The New Segregation is a matter of social class, not race, argue Richard Kahlenberg and Carl Chancellor in the Washington Monthly.
Starting in 2000, Montgomery County, Maryland schools have spent an extra $2,000 per pupil in high-poverty schools. The money funds all-day kindergarten, smaller classes and teacher development.
In addition, zoning policies have placed some public housing in affluent areas.
Lower-income students in low-spending, low-poverty schools far outperformed similar students in high-spending, high-poverty schools, concluded a 2010 study by Heather Schwartz
. . . public housing students attending low-poverty schools began to catch up with their well-to-do classmates—cutting in half the initial achievement gap in mathematics, for example. . . . Schwartz found that roughly two-thirds of the positive effect was attributable to attending a lower-poverty school, and one-third to living in a lower-poverty neighborhood.
We should put “money and energy into economic integration in schooling and housing,” they argue.
Inequality has destroyed a once-great black high school, writes Chancellor after a visit to his old school, Kennedy High, in Cleveland’s Lee-Miles neighborhood. “Four decades ago, Eagles were the sons and daughters of doctors, lawyers, small-business owners, and white-collar professionals, factory workers, civil servants, and skilled craftsmen.”
Graduation rates were high and a majority of graduates went to four-year colleges and universities. “In the school’s first decade, the Eagles won several statewide competitions in science, math, and music — along with a state track championship and two city football titles.”
Over time, middle-class blacks moved to the suburbs.

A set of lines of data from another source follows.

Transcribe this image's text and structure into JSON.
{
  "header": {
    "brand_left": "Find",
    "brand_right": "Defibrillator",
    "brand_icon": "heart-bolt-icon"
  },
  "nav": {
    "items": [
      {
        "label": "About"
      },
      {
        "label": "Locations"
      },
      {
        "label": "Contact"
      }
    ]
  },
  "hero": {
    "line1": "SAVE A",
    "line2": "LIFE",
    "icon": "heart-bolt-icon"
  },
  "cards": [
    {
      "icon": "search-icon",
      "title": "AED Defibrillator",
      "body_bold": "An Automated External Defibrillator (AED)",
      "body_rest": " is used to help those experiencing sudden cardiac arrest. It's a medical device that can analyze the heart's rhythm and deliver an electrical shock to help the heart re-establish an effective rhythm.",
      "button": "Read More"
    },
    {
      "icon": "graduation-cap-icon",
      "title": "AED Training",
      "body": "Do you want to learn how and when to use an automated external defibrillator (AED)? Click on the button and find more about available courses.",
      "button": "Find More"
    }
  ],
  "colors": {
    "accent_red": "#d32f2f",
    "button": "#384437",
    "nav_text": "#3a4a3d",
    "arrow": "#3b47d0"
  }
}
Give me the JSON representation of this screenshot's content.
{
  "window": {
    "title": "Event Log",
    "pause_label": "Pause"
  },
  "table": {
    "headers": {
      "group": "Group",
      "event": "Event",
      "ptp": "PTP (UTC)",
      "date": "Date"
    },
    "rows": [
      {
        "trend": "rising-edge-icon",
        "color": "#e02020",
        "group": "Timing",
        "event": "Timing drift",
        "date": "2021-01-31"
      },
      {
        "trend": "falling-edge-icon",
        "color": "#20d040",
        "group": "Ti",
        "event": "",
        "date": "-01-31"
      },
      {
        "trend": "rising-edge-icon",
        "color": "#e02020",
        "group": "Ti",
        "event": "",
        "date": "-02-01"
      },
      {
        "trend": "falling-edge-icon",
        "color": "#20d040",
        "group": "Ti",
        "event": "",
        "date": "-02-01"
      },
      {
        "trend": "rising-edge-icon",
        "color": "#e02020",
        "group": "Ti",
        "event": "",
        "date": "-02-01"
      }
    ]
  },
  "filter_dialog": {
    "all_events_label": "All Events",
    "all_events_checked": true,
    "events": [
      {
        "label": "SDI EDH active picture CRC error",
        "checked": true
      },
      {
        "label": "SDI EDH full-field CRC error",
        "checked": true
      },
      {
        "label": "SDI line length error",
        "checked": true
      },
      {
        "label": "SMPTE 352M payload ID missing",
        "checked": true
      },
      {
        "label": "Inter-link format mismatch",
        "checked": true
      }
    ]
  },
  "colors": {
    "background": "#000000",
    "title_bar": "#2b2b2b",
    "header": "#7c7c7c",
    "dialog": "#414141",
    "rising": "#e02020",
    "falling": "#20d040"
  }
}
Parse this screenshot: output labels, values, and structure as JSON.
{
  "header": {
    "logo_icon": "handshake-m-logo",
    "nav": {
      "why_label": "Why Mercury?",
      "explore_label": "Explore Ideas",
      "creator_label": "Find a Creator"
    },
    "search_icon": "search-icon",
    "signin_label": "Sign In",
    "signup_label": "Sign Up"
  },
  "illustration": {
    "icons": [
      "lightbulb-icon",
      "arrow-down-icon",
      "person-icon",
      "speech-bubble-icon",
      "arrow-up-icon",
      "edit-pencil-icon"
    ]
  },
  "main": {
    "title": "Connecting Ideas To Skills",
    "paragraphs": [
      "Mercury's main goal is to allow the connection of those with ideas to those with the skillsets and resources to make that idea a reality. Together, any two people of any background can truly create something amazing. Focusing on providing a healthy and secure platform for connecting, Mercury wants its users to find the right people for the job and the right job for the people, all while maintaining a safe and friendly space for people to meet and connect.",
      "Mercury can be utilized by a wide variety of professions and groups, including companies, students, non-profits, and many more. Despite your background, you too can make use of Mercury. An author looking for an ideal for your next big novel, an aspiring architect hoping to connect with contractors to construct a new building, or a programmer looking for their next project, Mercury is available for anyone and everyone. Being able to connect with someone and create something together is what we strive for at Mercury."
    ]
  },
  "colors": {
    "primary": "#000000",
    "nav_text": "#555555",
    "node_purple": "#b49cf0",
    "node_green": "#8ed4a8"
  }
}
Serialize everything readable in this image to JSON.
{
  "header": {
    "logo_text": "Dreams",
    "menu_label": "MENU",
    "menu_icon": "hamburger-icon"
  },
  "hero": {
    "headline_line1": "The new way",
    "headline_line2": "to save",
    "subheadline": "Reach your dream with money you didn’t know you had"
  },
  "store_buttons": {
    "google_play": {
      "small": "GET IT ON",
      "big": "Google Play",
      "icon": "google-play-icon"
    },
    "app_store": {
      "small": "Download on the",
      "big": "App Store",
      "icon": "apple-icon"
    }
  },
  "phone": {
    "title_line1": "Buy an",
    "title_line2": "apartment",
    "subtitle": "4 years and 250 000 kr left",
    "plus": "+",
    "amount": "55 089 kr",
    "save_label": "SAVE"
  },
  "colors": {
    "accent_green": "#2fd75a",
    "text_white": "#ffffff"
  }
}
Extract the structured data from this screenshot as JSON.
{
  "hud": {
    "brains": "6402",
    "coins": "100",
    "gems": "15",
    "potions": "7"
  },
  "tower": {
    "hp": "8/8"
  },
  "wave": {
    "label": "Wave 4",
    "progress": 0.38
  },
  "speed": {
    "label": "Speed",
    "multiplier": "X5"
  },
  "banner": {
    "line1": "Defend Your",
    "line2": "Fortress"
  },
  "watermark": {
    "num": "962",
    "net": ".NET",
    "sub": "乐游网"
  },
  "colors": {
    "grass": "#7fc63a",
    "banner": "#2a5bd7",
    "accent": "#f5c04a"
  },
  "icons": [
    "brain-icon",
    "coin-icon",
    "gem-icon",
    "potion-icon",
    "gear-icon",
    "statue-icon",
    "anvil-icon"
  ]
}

The community declined. Kennedy now serves “economically disadvantaged” children; many are raised by single mothers. On the state report card, the high school earns straight F’s.
. . . at least 75 percent of students can’t pass the state test at the minimum level in any area: mathematics, reading, science, social studies, and writing. Equally dismal was the school’s four-year graduation rate of 50.2 percent—though that was a significant improvement over the rate in 2010, 38.9 percent.
A $3 million foundation grant is paying to divide Kennedy into three themed high schools. Chancellor is dubious. “Unless they find a way to change the school’s economic mix—by putting poor kids in classrooms with more-affluent students—I am afraid this latest reform experiment will also fail to meet expectations.”
Once middle-class families have abandoned a community or a school, what can be done?
New York City is losing upper-middle-class blacks and gaining upper-class white singles and low-income Latinos, according to a new report.